Pooling
Contents
Pooling#
Pooling is a standard operation in convolutional neural networks (CNNs) used to downsample feature maps. It reduces the spatial dimensions (height and width) while keeping the number of channels unchanged.
Pooling is not a learnable operation — it applies a fixed function (like max or average) over small regions of the input.
A pooling layer slides a small window (like a kernel) across the input and applies a function. Like convolution, pooling has:
Kernel size: window size (\(k\times k\))
Stride: step size (often equals the kernel size for downsampling)
Padding: rarely used in pooling, but available
Max Pooling#
The example below shows a Max-Pooling with a \(3\times 3\) kernel, no padding and a stride=2.

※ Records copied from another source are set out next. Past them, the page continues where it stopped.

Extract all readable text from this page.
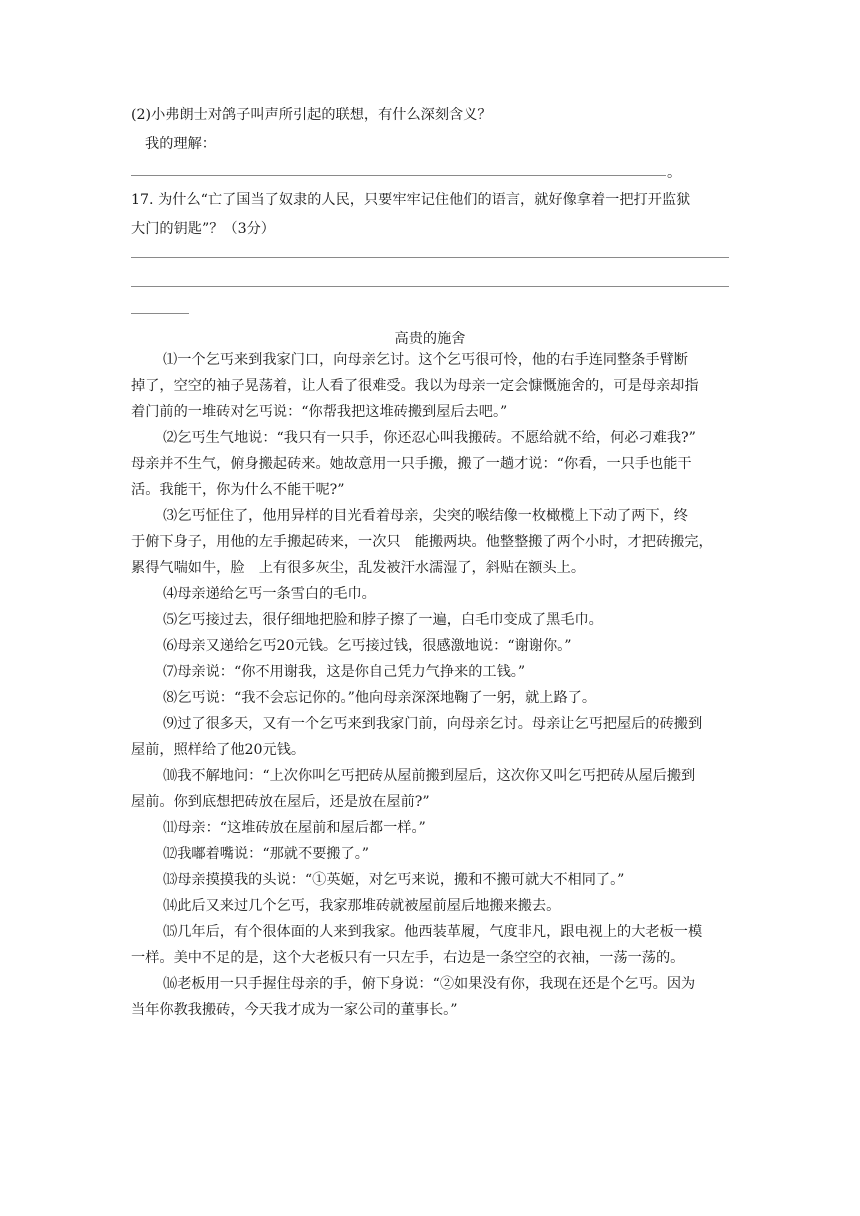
(2)小弗朗士对鸽子叫声所引起的联想，有什么深刻含义？
我的理解：
。
17. 为什么“亡了国当了奴隶的人民，只要牢牢记住他们的语言，就好像拿着一把打开监狱
大门的钥匙”？（3分）
高贵的施舍
⑴一个乞丐来到我家门口，向母亲乞讨。这个乞丐很可怜，他的右手连同整条手臂断
掉了，空空的袖子晃荡着，让人看了很难受。我以为母亲一定会慷慨施舍的，可是母亲却指
着门前的一堆砖对乞丐说：“你帮我把这堆砖搬到屋后去吧。”
⑵乞丐生气地说：“我只有一只手，你还忍心叫我搬砖。不愿给就不给，何必刁难我?”
母亲并不生气，俯身搬起砖来。她故意用一只手搬，搬了一趟才说：“你看，一只手也能干
活。我能干，你为什么不能干呢?”
⑶乞丐怔住了，他用异样的目光看着母亲，尖突的喉结像一枚橄榄上下动了两下，终
于俯下身子，用他的左手搬起砖来，一次只　能搬两块。他整整搬了两个小时，才把砖搬完，
累得气喘如牛，脸　上有很多灰尘，乱发被汗水濡湿了，斜贴在额头上。
⑷母亲递给乞丐一条雪白的毛巾。
⑸乞丐接过去，很仔细地把脸和脖子擦了一遍，白毛巾变成了黑毛巾。
⑹母亲又递给乞丐20元钱。乞丐接过钱，很感激地说：“谢谢你。”
⑺母亲说：“你不用谢我，这是你自己凭力气挣来的工钱。”
⑻乞丐说：“我不会忘记你的。”他向母亲深深地鞠了一躬，就上路了。
⑼过了很多天，又有一个乞丐来到我家门前，向母亲乞讨。母亲让乞丐把屋后的砖搬到
屋前，照样给了他20元钱。
⑽我不解地问：“上次你叫乞丐把砖从屋前搬到屋后，这次你又叫乞丐把砖从屋后搬到
屋前。你到底想把砖放在屋后，还是放在屋前?”
⑾母亲：“这堆砖放在屋前和屋后都一样。”
⑿我嘟着嘴说：“那就不要搬了。”
⒀母亲摸摸我的头说：“①英姬，对乞丐来说，搬和不搬可就大不相同了。”
⒁此后又来过几个乞丐，我家那堆砖就被屋前屋后地搬来搬去。
⒂几年后，有个很体面的人来到我家。他西装革履，气度非凡，跟电视上的大老板一模
一样。美中不足的是，这个大老板只有一只左手，右边是一条空空的衣袖，一荡一荡的。
⒃老板用一只手握住母亲的手，俯下身说：“②如果没有你，我现在还是个乞丐。因为
当年你教我搬砖，今天我才成为一家公司的董事长。”
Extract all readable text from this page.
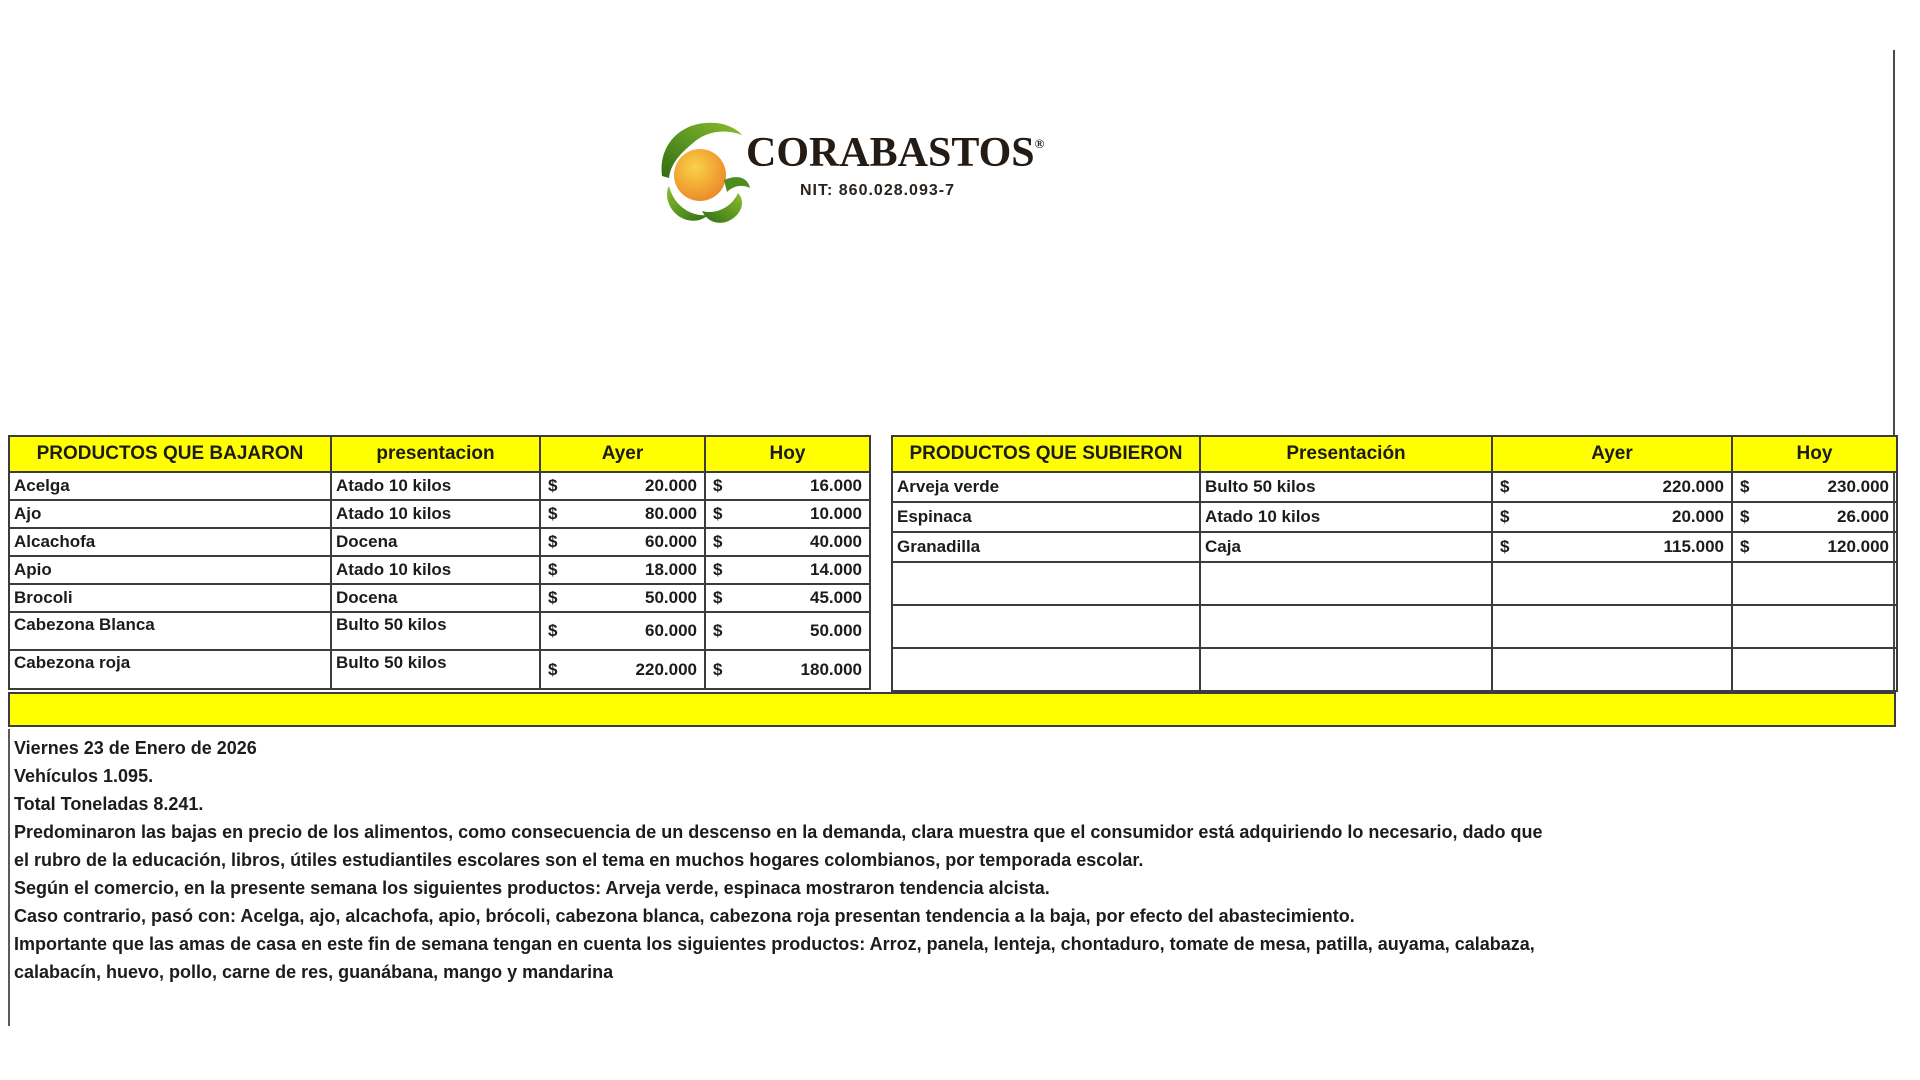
CORABASTOS®
NIT: 860.028.093-7
PRODUCTOS QUE BAJARON	presentacion	Ayer	Hoy
Acelga	Atado 10 kilos	$ 20.000	$ 16.000

Ajo	Atado 10 kilos	$ 80.000	$ 10.000

Alcachofa	Docena	$ 60.000	$ 40.000

Apio	Atado 10 kilos	$ 18.000	$ 14.000

Brocoli	Docena	$ 50.000	$ 45.000

Cabezona Blanca	Bulto 50 kilos	$ 60.000	$ 50.000

Cabezona roja	Bulto 50 kilos	$ 220.000	$ 180.000
PRODUCTOS QUE SUBIERON	Presentación	Ayer	Hoy
Arveja verde	Bulto 50 kilos	$ 220.000	$ 230.000

Espinaca	Atado 10 kilos	$ 20.000	$ 26.000

Granadilla	Caja	$ 115.000	$ 120.000

Viernes 23 de Enero de 2026

Vehículos 1.095.

Total Toneladas 8.241.

Predominaron las bajas en precio de los alimentos, como consecuencia de un descenso en la demanda, clara muestra que el consumidor está adquiriendo lo necesario, dado que el rubro de la educación, libros, útiles estudiantiles escolares son el tema en muchos hogares colombianos, por temporada escolar.

Según el comercio, en la presente semana los siguientes productos: Arveja verde, espinaca mostraron tendencia alcista.

Caso contrario, pasó con: Acelga, ajo, alcachofa, apio, brócoli, cabezona blanca, cabezona roja presentan tendencia a la baja, por efecto del abastecimiento.

Importante que las amas de casa en este fin de semana tengan en cuenta los siguientes productos: Arroz, panela, lenteja, chontaduro, tomate de mesa, patilla, auyama, calabaza, calabacín, huevo, pollo, carne de res, guanábana, mango y mandarina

In Python, we can apply a max pooling layer as follows.
import torch
import torch.nn as nn
x = torch.tensor([[[[1., 2., 3., 4.],
[5., 6., 7., 8.],
[9.,10.,11.,12.],
[13.,14.,15.,16.]]]])
pool = nn.MaxPool2d(kernel_size=2, stride=2)
y = pool(x)
print(y) # shape: (1, 1, 2, 2)
tensor([[[[ 6., 8.],
[14., 16.]]]])
The effect of max-pooling is mainly the amplification of features. It compresses the input to a summary that contains the most prevalent features of the previous feature map.
Average Pooling#
Average pooling computes the average of the window. The example below shows the input on the right and the average pooling output on the right. Again, we use a \(3\times 3\) kernel, no padding and a stride of 2.
Average pooling smoothes the features in the input feature map.